Разговор наш оборвался, я почувствовал, что и Скоропадский, и Дорошенко хотели меня привлечь ближе к «гетманской идее» – к чему у меня, по-существу, никогда не было влечения. Через год в Америку последовало мне еще одно «приглашение» – как раз в 1926 г. при содействии Тренера и немецких денег открылся Украинский Научный Институт с некоторым количеством платных кафедр (пока была занята одна лишь кафедра – Липинским). Меня Дорошенко запрашивал, соглашусь ли я вступить в состав Укр<аинского> Научн<ого> Инст<итута>. Я ответил ему, что из Америки затруднительно дать ему какой-либо ответ, потому что слишком удален сейчас от всего, что происходит в Европе, но добавил к этому, что если Научн<ый> Инст<итут> имеет в своей основе политическое, а не чисто научное задание, – что я в таком случае, по принципиальным соображениям, вступить в него не могу. По возвращении моем в Европу нового приглашения не последовало.
Этим, в сущности, исчерпываются мои встречи с украинскими политическими деятелями. Об русско-украинских беседах, организованных еще в 1923–1924 г. Дорошенко и мной, я уже рассказал в предисловии к настоящим мемуарам, упомянул и о том, что беседы наши, хотя были интересны, но были и решительно бесплодны – для обеих сторон. С Дорошенкой тогда у меня было много встреч, мы стали даже, пожалуй, близки, – но после бесед у Скоропадского отношения наши совершенно увяли.
С Лотоцким (см. выше) я впервые познакомился в Праге на упомянутых беседах. Это был коренастый, сильный, упрямый человек – очень умный, но и обозленный, непримиримый враг России. При взгляде на него невольно вспоминались мне различные жестокие фигуры из украинской истории – такой человек не моргнувши глазом мог бы отправить на смерть. Что-то жестокое, беспощадное, – а в то же время трагическое чувствовалось в нем. То, что называют «сердитым бессилием», гневом от бессилия, но что у Лотоцкого было не гневом, а злобой, непримиримой и страстной, – все это говорило о муке его любви к Украине. Он любил ее горячо и фанатически и не мог простить России самого ее существования, самого факта ее величия; мучительная зависть, непрощаемая обида как-то «застряли» в нем. Мы с ним ни одного слова не говорили при встрече об украинской Церкви, но при внешней вежливости со стороны Лотоцкого, какой-то насильной для него любезности, я чувствовал в его отношении ко мне элемент обиды – и, конечно, никак не мог разгадать причины. Но в одной из бесед, в случайном слове Лотоцкого, сказанном об украинской интеллигенции, бросившей свою «страну» и ушедшей служить России, в его выразительном жесте, обращенном потом ко мне, я вдруг понял причину нелюбви Лотоцкого ко мне. Он не мог простить мне того, что, будучи украинцем, я служил и служу русскому делу. Уже много позднее, когда беседы наши оборвались, в случайной встрече Лотоц-кий меня холодно спросил – «а Вы по-прежнему все заняты русскими делами?» Этот холодный вопрос звучал все тем же обвинением мне, которое я почувствовал раньше. Лотоцкий был ревнив к Украине, он не допускал ухода «на сторону» (т. е. в Россию!), принадлежа к той «старой гвардии», которая умирает, но не сдается.

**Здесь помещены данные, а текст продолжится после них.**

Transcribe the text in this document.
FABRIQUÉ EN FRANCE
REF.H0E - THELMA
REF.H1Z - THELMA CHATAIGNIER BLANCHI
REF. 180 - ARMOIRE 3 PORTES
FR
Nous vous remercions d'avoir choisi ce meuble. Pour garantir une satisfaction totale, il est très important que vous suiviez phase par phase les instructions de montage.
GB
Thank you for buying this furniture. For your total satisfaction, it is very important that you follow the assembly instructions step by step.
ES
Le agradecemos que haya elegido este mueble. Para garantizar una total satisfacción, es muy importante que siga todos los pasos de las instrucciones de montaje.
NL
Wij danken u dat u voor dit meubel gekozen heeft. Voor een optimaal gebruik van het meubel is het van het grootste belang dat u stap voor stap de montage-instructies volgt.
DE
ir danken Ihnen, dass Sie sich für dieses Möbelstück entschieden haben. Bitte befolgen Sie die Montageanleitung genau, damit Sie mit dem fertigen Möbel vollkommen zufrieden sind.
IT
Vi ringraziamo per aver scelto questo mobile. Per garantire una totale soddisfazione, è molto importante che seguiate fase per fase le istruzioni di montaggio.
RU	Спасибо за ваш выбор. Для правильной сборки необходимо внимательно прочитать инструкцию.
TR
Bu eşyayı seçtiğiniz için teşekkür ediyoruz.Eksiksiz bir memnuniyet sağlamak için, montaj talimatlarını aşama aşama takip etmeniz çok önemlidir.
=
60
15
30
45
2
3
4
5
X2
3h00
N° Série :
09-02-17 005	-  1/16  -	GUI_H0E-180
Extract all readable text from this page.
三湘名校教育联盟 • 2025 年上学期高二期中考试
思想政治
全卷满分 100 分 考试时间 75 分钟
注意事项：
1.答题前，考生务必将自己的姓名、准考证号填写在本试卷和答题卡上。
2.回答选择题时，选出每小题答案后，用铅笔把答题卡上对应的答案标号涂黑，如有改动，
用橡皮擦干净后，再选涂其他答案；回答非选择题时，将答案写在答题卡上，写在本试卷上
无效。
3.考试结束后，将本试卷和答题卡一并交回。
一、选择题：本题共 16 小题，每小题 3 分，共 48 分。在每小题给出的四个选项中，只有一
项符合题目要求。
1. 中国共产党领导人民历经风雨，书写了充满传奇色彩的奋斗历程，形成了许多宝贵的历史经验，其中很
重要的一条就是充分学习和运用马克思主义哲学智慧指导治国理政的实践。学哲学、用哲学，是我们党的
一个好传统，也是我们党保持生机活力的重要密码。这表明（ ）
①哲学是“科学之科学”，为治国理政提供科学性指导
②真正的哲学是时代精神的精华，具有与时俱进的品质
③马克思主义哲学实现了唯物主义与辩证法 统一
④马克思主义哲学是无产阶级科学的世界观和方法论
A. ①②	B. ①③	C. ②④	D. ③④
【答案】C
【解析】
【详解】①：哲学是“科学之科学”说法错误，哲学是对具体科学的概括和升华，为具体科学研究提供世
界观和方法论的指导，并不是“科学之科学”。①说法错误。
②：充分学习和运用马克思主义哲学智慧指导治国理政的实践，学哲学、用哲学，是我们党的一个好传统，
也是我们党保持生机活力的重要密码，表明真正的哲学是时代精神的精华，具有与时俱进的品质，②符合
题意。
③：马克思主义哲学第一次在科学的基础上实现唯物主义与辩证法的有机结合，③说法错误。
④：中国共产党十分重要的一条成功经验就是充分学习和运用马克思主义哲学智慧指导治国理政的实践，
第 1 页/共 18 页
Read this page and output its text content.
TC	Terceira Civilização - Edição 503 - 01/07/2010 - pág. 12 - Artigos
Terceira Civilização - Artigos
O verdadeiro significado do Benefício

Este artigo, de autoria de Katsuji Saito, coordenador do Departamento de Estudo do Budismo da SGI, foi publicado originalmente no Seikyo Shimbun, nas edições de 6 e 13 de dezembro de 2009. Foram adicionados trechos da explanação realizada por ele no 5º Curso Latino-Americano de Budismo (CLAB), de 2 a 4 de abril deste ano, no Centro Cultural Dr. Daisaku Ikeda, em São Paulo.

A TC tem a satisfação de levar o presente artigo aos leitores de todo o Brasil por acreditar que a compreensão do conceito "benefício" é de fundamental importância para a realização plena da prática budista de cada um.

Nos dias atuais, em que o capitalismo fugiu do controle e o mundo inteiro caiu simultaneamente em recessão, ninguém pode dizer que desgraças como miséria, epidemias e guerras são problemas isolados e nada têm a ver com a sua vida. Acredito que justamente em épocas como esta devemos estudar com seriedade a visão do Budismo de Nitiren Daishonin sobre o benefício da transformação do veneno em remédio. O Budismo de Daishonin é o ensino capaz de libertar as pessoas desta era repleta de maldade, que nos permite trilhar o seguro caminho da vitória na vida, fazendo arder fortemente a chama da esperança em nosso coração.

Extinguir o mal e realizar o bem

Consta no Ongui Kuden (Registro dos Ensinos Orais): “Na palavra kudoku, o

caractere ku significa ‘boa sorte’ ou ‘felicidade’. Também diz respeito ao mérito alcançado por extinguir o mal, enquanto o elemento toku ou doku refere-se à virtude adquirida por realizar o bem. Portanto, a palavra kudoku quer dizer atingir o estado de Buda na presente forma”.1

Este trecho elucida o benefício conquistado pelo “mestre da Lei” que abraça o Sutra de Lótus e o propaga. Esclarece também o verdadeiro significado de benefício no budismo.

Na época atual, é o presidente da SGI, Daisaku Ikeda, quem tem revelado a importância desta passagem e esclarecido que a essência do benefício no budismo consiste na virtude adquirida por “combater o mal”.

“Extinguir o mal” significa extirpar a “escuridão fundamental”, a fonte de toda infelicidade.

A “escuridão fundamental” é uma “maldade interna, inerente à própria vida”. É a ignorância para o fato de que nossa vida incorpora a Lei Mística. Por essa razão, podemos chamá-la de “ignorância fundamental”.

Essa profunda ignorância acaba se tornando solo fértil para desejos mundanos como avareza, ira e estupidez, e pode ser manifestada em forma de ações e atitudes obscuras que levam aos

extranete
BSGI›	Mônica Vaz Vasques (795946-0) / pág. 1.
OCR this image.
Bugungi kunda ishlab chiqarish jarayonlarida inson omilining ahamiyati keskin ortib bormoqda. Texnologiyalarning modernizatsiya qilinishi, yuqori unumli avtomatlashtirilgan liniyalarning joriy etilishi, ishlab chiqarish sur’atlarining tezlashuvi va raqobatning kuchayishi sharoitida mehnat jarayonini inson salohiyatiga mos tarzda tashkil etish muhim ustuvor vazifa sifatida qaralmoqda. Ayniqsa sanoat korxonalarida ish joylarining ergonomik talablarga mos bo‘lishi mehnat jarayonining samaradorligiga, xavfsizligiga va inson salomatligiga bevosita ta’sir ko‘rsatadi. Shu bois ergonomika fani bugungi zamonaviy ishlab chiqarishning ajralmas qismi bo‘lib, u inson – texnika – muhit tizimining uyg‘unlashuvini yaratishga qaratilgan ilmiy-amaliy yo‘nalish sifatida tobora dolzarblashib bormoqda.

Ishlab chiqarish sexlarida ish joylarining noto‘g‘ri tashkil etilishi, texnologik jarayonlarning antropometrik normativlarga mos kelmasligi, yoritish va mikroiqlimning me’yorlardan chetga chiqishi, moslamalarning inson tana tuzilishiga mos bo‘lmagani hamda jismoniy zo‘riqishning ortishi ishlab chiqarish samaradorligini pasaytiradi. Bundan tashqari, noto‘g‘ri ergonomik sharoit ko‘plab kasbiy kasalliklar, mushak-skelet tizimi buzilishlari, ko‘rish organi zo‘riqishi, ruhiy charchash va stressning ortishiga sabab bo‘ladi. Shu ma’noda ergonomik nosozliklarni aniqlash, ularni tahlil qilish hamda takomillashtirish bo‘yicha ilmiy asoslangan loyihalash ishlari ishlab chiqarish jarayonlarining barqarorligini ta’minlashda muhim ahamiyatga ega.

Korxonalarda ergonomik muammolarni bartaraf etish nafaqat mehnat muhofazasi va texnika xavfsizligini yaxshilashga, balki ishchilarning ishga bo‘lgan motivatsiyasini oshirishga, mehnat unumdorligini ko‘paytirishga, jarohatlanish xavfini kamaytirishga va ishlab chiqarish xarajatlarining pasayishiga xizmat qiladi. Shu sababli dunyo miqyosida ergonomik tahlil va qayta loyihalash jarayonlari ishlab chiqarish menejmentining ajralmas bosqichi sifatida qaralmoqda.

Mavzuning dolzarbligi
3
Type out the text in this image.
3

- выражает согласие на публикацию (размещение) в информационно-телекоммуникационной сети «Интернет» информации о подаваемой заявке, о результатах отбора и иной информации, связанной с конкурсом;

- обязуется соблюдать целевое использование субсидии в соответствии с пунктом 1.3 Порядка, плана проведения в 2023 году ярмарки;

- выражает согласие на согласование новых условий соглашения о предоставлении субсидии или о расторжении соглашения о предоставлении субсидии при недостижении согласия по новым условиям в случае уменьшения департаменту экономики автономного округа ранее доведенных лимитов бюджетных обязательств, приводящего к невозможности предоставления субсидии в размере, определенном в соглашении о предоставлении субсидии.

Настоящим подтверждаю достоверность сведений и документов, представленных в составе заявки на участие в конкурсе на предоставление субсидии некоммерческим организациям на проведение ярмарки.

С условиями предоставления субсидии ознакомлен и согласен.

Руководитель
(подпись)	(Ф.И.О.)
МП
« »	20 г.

В тех же Пражских русско-украинских беседах я ближе узнал и А.Я. Шульгина, тоже Министра Иностр. Дел, как и Дорошенко, но уже при Директории. Если Дорошенко всегда был немецкой ориентации, то Шульгин, ученик Н.И. Кареева, работавший у него по истории французской революции, был всегда французской ориентации. Поэтому он был послан в Париж (при Директории, т. е. когда победа союзников стала уже совершившимся фактом, – и до сих пор является «полномочным министром» Украинского Республиканского Правительства (последнего состава, когда Чеховского сменил Вяч. Прокопович), ездит в Лигу Наций защищать интересы украинцев. Это очень живой, корректный и выдержанный, умный и эластичный, но в то же время страстный человек, безгранично и всецело преданный украинской идее. В нем как-то не ощущается солидности – и это очень ослабляет то в общем ценное впечатление, которое получаешь от беседы с Шульгиным. На самом деле, насколько я могу судить, это самый широкий и умный (хотя тоже не талантливый, как и Дорошенко) человек среди украинской политической интеллигенции. На нем легла печать столичного «лоска», в нем нет ни мужиковатой, но зато прямой, грубости Лотоцкого, нет приторности Дорошенко, у которого всегда ясно ощущаешь хитрого человека. Шульгин тоже своего заветного не выдает сразу, но у него есть политический темперамент, отсутствие которого так понижает все дела и выступления Дорошенко. У Шульгина не хватает ума, чтобы иметь продуманную и ясную систему политических идей, его защита тех или иных положений больше действует ее эмоциональной окраской, чем убедительностью аргументов. Шульгин был бы очень хорошим «вторым лицом» в какой-нибудь делегации, а для того, чтобы быть первым лицом, у него недостаточно данных.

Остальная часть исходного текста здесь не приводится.